Exploring human behavior through data-driven approaches, this course combines psychological theories with analytical methods to understand decision-making processes and consumer preferences. Students will design experiments and interpret behavioral datasets using advanced statistical techniques.

Big Data Technologies (BAN-601)

This course introduces students to distributed computing frameworks such as Apache Spark, Hadoop, and Kafka for processing large-scale datasets. Practical labs involve working with real-world big data challenges in various industries including finance, e-commerce, and telecommunications.

Cloud Computing for Analytics (BAN-602)

Students learn how to deploy and manage analytics workloads on cloud platforms such as AWS, Google Cloud Platform, and Microsoft Azure. The course covers topics like data lakes, serverless computing, and containerization using Docker and Kubernetes.

Enterprise Data Governance (BAN-603)

This course explores the principles and practices of managing enterprise data assets effectively, including data quality management, metadata governance, and compliance frameworks. Students will develop skills in designing data governance strategies and implementing regulatory requirements like GDPR and HIPAA.

Advanced Visualization Tools (BAN-604)

Building upon foundational visualization concepts, this course teaches advanced techniques for creating interactive dashboards, storytelling with data, and visual analytics using tools such as Tableau, Power BI, and D3.js.

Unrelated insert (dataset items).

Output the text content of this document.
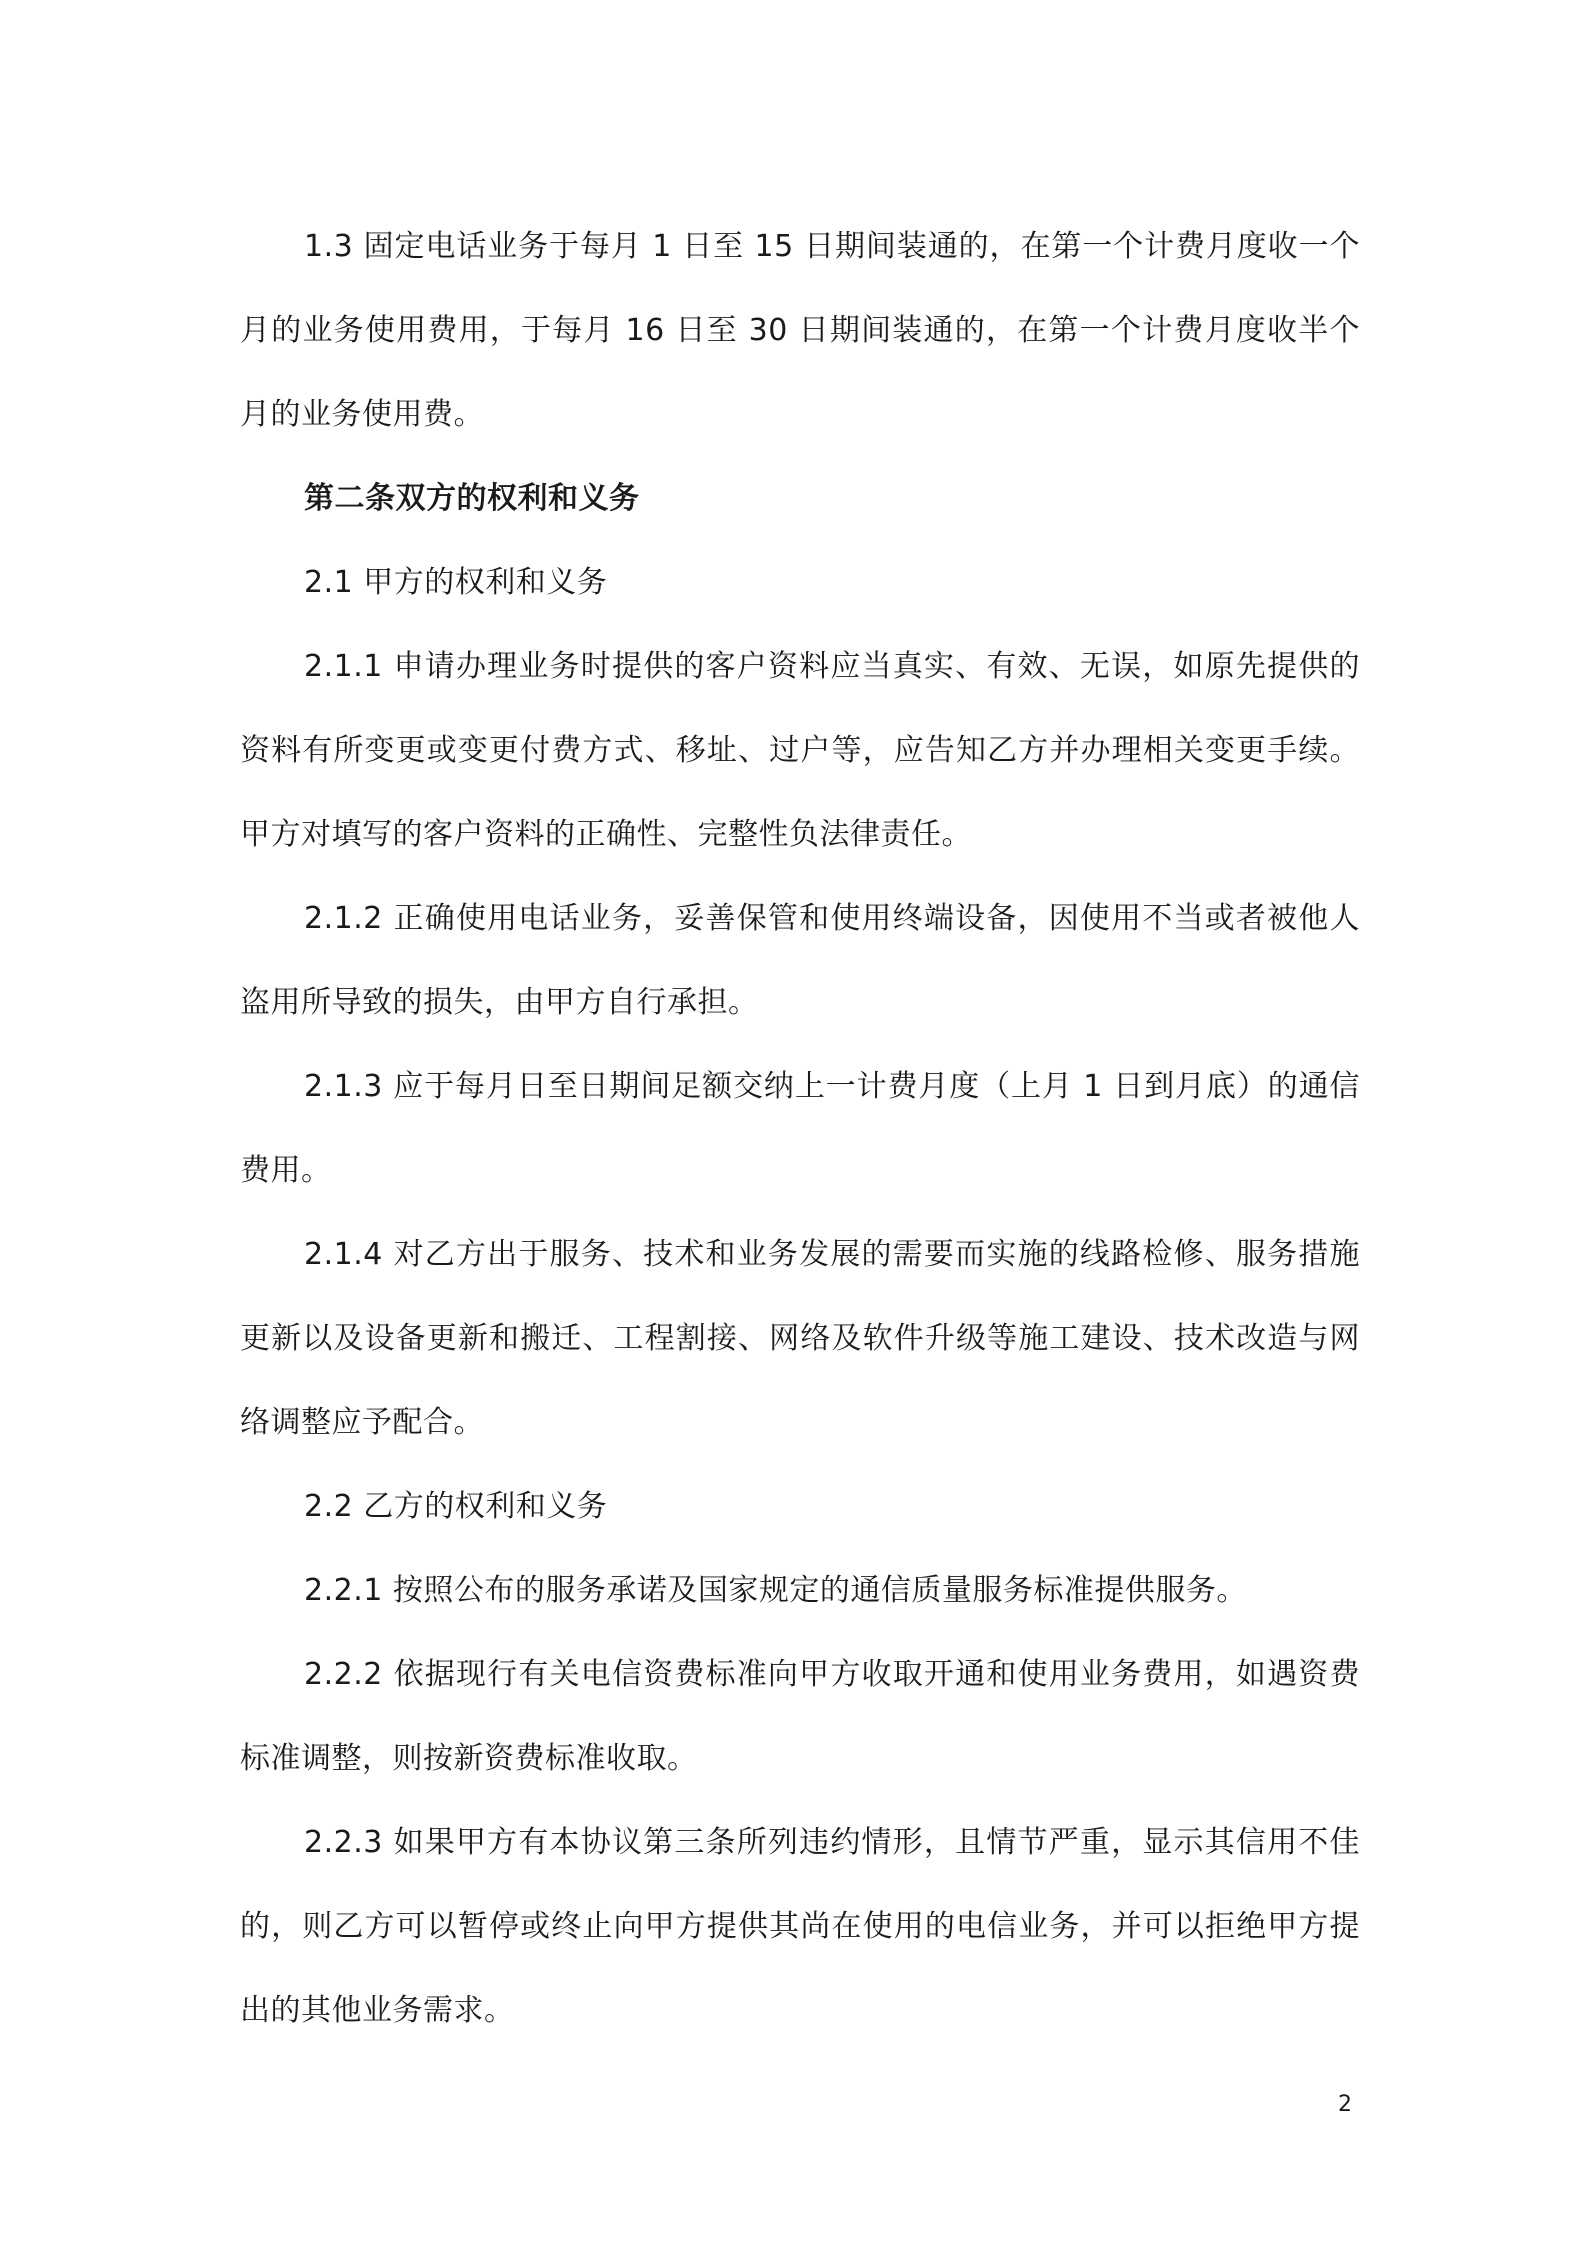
1.3 固定电话业务于每月 1 日至 15 日期间装通的，在第一个计费月度收一个月的业务使用费用，于每月 16 日至 30 日期间装通的，在第一个计费月度收半个月的业务使用费。

第二条双方的权利和义务

2.1 甲方的权利和义务

2.1.1 申请办理业务时提供的客户资料应当真实、有效、无误，如原先提供的资料有所变更或变更付费方式、移址、过户等，应告知乙方并办理相关变更手续。甲方对填写的客户资料的正确性、完整性负法律责任。

2.1.2 正确使用电话业务，妥善保管和使用终端设备，因使用不当或者被他人盗用所导致的损失，由甲方自行承担。

2.1.3 应于每月日至日期间足额交纳上一计费月度（上月 1 日到月底）的通信费用。

2.1.4 对乙方出于服务、技术和业务发展的需要而实施的线路检修、服务措施更新以及设备更新和搬迁、工程割接、网络及软件升级等施工建设、技术改造与网络调整应予配合。

2.2 乙方的权利和义务

2.2.1 按照公布的服务承诺及国家规定的通信质量服务标准提供服务。

2.2.2 依据现行有关电信资费标准向甲方收取开通和使用业务费用，如遇资费标准调整，则按新资费标准收取。

2.2.3 如果甲方有本协议第三条所列违约情形，且情节严重，显示其信用不佳的，则乙方可以暂停或终止向甲方提供其尚在使用的电信业务，并可以拒绝甲方提出的其他业务需求。

2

Students will design custom visualizations for complex business problems.

Business Strategy and Analytics (BAN-605)

This course integrates strategic thinking with analytical capabilities to help students understand how data-driven insights can inform business decisions at executive levels. Case studies from global companies provide practical context for applying analytics in strategic planning and competitive positioning.

Project-Based Learning Philosophy

The department strongly believes that project-based learning is essential for developing practical skills and preparing students for real-world challenges. Projects are integrated throughout the curriculum to reinforce theoretical concepts with hands-on experience.

Mini-Projects

Throughout the program, students undertake mini-projects in groups of 3-5 members, focusing on specific business problems or analytical techniques. These projects are supervised by faculty mentors and typically span two months. Mini-projects cover areas such as exploratory data analysis, hypothesis testing, regression modeling, and visualization.

Final-Year Thesis/Capstone Project

The capstone project is the culmination of the student's learning journey, requiring them to tackle a significant business challenge using advanced analytics techniques. Students select projects in consultation with faculty mentors, often inspired by industry needs or personal interests. The project involves extensive research, data collection, model development, and presentation to industry experts.

Evaluation Criteria

Projects are evaluated based on technical depth, business relevance, innovation, teamwork, and presentation quality. Each project component is assessed individually, with final grades determined by a combination of peer evaluations, mentor feedback, and public presentations.

Project Selection Process

Students begin selecting projects in their third year, working closely with faculty advisors to identify feasible topics aligned with their interests and program outcomes. The selection process includes proposal submissions, initial reviews, and ongoing guidance throughout the project lifecycle.